Conquest of Eo évite pour sa part le mélange des genres emblématiques de la série en prenant plutôt la forme d’un jeu de stratégie dans la lignée des 4X (Explore, Expand, Exploit, Exterminate). Il est tout de même le fruit d’un autre type de mélange : celui des influences, à mi-chemin entre Heroes of Might and Magic et Age of Wonders.
Les parallèles avec Heroes of Might and Magic sont particulièrement évidents : vous incarnez un magicien muni d’un livre de sorts qui se remplira au fil des apprentissages, mais ce héros ne s’implique jamais directement en dehors de passages scénarisés, sauf pour jeter ses sorts. Ce sont vos armées qui explorent la carte, récoltent des ressources et combattent vos ennemis dans un système au tour par tour.
Le système de combat est un peu simpliste au premier coup d’œil, d’autant que l’IA des ennemis est limitée et prévisible. Chaque unité dispose de points d’action à dépenser pendant votre tour pour se déplacer, attaquer, défendre ou utiliser quelques habiletés. Défendre est très efficace, mais il est impossible d’attaquer avec la même unité durant ce tour, ce qui encourage le recours à des unités spécialisées.

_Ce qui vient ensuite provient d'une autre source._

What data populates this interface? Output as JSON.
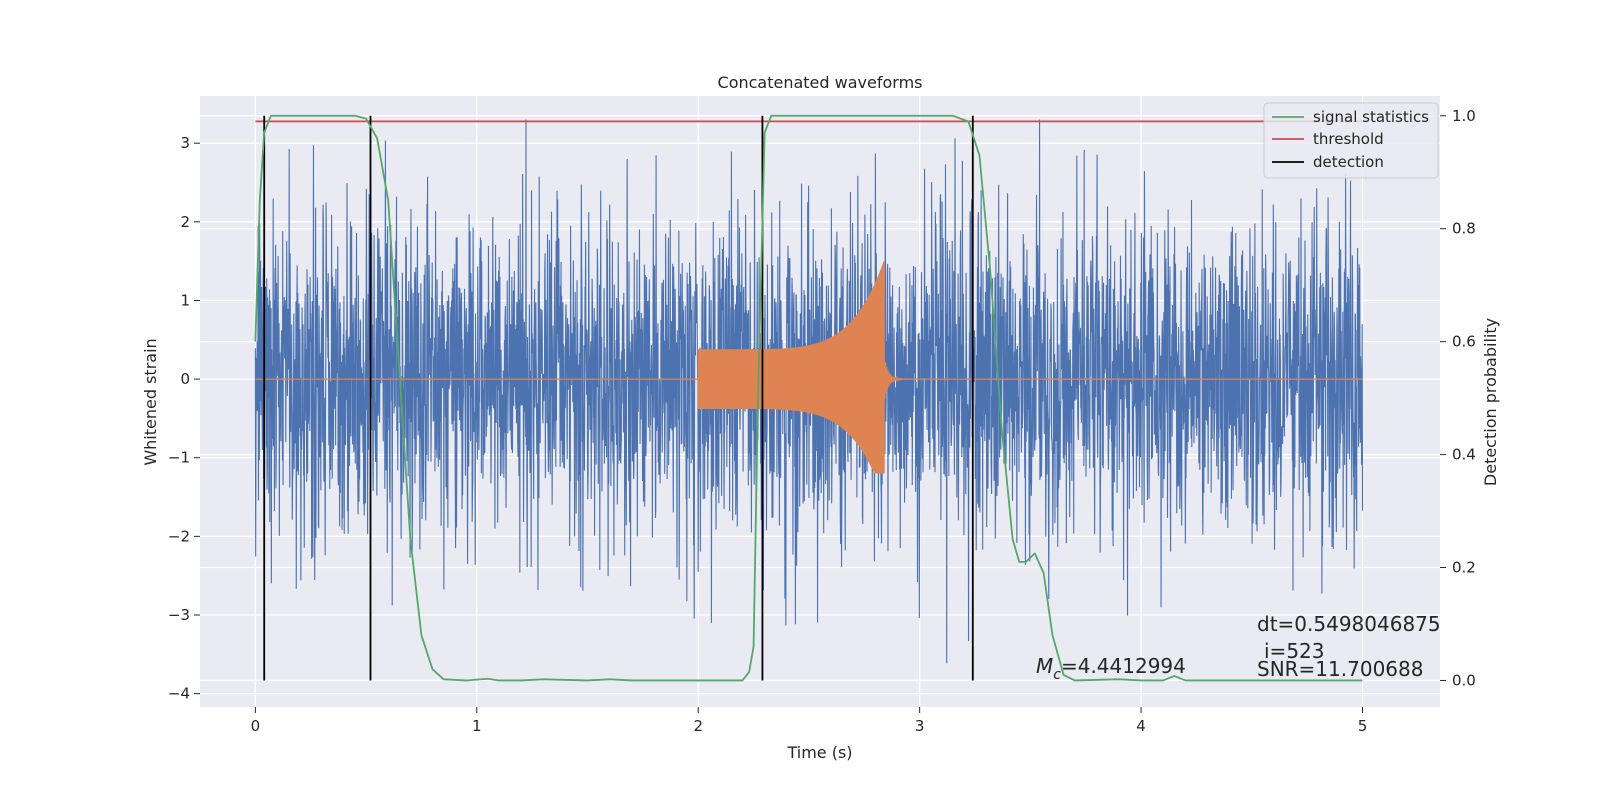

Particularité notable du système : les points d’action sont récupérés dès la fin de votre tour et seront utilisés automatiquement durant celui de l’adversaire pour contre-attaquer, ce qui pourrait vous en dépouiller complètement avant votre prochain tour. La bonne gestion des points d’action est donc cruciale à tout succès tactique, notamment dans le positionnement des unités, qui les dépensent pour se déplacer.
Les armées étant limitées à un petit nombre d’unités et la plupart d’entre elles tombant rapidement sous les coups, les combats sont brefs pour un jeu du genre. Cette décision des développeurs permet d’éviter les affrontements interminables, à l’exemple des sièges avec armées multiples d’Age of Wonders III, mais rend la formule plus prévisible et beaucoup plus répétitive. Le résultat manque d’envergure.

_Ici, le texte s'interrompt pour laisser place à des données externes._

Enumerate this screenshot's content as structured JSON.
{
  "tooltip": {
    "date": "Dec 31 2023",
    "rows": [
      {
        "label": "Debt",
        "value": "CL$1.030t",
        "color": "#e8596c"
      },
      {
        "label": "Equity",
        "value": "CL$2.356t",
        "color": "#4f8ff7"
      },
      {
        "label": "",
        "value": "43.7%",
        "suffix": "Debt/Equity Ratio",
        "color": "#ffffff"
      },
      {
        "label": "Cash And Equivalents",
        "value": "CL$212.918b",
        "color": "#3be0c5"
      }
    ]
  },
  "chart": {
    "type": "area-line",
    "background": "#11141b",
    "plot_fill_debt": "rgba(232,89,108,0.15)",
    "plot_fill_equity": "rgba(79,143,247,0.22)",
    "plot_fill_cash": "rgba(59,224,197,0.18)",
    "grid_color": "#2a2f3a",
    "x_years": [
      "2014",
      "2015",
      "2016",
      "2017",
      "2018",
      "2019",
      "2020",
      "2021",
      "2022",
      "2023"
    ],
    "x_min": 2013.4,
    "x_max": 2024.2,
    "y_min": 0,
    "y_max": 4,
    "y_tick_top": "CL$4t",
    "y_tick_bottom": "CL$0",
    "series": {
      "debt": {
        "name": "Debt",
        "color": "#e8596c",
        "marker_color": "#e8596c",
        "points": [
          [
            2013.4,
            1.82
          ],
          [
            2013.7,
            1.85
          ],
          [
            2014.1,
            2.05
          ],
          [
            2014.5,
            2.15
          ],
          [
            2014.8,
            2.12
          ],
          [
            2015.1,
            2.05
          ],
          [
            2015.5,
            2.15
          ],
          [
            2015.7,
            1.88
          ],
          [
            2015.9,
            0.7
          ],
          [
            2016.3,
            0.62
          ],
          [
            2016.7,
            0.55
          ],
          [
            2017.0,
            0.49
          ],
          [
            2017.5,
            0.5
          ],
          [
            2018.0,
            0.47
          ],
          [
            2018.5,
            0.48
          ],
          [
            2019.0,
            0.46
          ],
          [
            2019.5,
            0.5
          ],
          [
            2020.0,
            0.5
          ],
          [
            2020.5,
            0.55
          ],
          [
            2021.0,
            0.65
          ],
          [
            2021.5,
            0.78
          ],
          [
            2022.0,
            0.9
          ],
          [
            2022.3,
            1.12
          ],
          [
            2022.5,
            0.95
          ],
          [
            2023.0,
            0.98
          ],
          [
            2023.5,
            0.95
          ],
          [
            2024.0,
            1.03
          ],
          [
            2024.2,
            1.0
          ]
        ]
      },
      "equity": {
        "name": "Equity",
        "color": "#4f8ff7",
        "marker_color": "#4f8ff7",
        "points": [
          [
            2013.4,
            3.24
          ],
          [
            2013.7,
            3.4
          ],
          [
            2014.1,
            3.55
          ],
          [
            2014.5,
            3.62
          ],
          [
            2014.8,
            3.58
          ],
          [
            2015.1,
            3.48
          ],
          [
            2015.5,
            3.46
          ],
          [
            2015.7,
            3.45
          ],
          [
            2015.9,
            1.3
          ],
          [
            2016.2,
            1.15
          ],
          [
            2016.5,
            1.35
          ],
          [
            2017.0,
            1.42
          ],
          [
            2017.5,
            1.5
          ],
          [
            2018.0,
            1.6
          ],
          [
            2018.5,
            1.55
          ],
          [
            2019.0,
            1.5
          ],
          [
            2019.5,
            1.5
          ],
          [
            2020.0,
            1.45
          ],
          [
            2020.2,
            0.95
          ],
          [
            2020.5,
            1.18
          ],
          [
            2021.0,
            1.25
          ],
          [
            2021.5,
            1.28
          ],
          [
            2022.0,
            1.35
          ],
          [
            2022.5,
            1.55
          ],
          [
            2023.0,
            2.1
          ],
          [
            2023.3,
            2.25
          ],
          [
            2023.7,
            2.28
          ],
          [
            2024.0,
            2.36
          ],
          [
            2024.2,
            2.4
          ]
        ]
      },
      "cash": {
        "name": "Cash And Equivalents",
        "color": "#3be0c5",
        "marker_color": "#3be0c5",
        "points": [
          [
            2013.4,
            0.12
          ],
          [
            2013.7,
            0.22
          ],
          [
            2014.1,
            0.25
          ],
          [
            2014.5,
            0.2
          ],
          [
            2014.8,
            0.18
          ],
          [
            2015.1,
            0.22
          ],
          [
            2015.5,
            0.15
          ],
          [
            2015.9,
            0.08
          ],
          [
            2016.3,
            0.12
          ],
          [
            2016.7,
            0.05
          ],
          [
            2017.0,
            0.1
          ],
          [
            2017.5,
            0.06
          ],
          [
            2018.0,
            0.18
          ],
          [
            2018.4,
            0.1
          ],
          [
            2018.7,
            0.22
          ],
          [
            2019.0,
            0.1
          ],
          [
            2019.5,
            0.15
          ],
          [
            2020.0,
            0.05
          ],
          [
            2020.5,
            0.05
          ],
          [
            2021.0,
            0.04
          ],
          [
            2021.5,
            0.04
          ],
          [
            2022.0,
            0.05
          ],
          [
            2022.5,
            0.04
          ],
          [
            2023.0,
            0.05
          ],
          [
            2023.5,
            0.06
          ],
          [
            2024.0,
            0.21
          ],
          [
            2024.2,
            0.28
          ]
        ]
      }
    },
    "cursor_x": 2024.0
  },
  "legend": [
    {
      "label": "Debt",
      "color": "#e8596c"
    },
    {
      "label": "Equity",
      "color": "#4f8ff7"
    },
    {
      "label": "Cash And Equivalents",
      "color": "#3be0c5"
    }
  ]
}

Heureusement, le choix d’une classe au début de la campagne permet de varier les plaisirs d’une partie à l’autre. Les trois options disponibles et la possibilité de mélanger leurs habiletés pour créer une classe personnalisée sont responsables d’offrir de la diversité tactique.

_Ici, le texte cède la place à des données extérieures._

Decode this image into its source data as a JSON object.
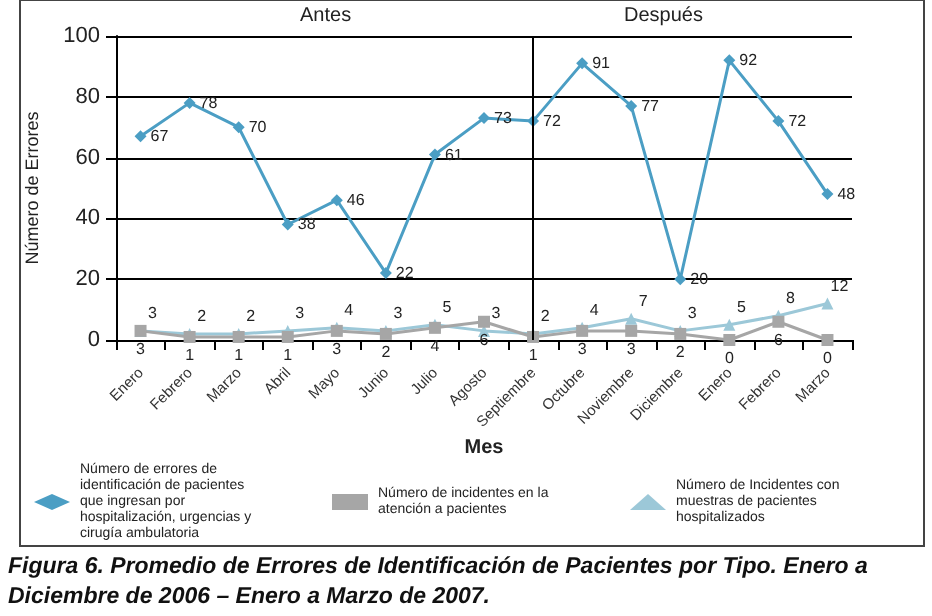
{
  "chart_data": {
    "type": "line",
    "title": "Figura 6. Promedio de Errores de Identificación de Pacientes por Tipo. Enero a Diciembre de 2006 – Enero a Marzo de 2007.",
    "xlabel": "Mes",
    "ylabel": "Número de Errores",
    "annotations": [
      "Antes",
      "Después"
    ],
    "categories": [
      "Enero",
      "Febrero",
      "Marzo",
      "Abril",
      "Mayo",
      "Junio",
      "Julio",
      "Agosto",
      "Septiembre",
      "Octubre",
      "Noviembre",
      "Diciembre",
      "Enero",
      "Febrero",
      "Marzo"
    ],
    "series": [
      {
        "name": "Número de errores de identificación de pacientes que ingresan por hospitalización, urgencias y cirugía ambulatoria",
        "color": "#4b9ec4",
        "marker": "diamond",
        "values": [
          67,
          78,
          70,
          38,
          46,
          22,
          61,
          73,
          72,
          91,
          77,
          20,
          92,
          72,
          48
        ]
      },
      {
        "name": "Número de incidentes en la atención a pacientes",
        "color": "#a6a6a6",
        "marker": "square",
        "values": [
          3,
          1,
          1,
          1,
          3,
          2,
          4,
          6,
          1,
          3,
          3,
          2,
          0,
          6,
          0
        ]
      },
      {
        "name": "Número de Incidentes con muestras de pacientes hospitalizados",
        "color": "#9cc8d8",
        "marker": "triangle",
        "values": [
          3,
          2,
          2,
          3,
          4,
          3,
          5,
          3,
          2,
          4,
          7,
          3,
          5,
          8,
          12
        ]
      }
    ],
    "ylim": [
      0,
      100
    ],
    "yticks": [
      0,
      20,
      40,
      60,
      80,
      100
    ],
    "grid": "y",
    "legend": "bottom",
    "data_labels": true,
    "ref_lines": [
      {
        "axis": "x",
        "value": "Septiembre",
        "color": "#000000"
      }
    ]
  }
}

Le nécromancien mise sur de la chair à canon facilement renouvelable pour épuiser les forces de ses adversaires. L’alchimiste fait pencher la balance en fabriquant des potions aux effets éphémères, mais assez puissants pour assurer un triomphe impossible autrement. L’artificier, finalement, se spécialise dans la création d’artefacts offrant des bonus plus modestes que ceux des potions, mais permanents.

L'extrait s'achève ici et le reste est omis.